Kirk is the owner of ZATO, his Paid Search & Social PPC micro-agency of experts, and has been working in Digital Marketing since 2009. His personal motto (perhaps unhealthily so), is "let's overthink this some more."  He even wrote a book recently on philosophical PPC musings that you can check out here: Ponderings of a PPC Professional.

He has been named one of the Top 25 Most Influential PPCers in the world by PPC Hero 6 years in a row (2016-2021), has written articles for many industry publications (including Shopify, Moz, PPC Hero, Search Engine Land, and Microsoft), and is a frequent guest on digital marketing podcasts and webinars.

Kirk currently resides in Billings, MT with his wife, six children, books, Trek Bikes, Taylor guitar, and little sleep.

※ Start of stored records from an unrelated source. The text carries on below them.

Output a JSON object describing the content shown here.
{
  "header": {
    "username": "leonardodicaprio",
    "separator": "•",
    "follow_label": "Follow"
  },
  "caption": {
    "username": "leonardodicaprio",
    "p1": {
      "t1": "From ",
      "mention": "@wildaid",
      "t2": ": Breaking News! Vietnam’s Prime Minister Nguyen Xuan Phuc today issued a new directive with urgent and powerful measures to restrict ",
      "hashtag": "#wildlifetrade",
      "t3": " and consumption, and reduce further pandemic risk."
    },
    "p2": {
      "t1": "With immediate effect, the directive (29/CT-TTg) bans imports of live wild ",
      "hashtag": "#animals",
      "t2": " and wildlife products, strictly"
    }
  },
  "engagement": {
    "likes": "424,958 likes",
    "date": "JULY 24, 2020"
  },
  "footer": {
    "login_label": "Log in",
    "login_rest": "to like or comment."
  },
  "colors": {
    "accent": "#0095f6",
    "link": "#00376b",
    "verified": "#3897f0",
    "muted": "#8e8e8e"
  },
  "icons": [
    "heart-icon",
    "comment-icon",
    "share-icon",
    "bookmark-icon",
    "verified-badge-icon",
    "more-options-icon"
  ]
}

Kirk is an avid "discusser of marketing things" on Twitter, as well as an avid conference speaker, having traveled around the world to talk about Paid Search (especially Shopping Ads).  Kirk has booked speaking engagements in London, Dublin, Sydney, Milan, NYC, Dallas, OKC, Milwaukee, and more and has been recognized through reviews as one of the Top 10 conference presentations on more than one occasion.

You can connect with Kirk on Twitter or Linkedin.

In 2023, Kirk had the privilege of speaking at the TEDx Billings on one of his many passions, Stop the Scale: Redefining Business Success.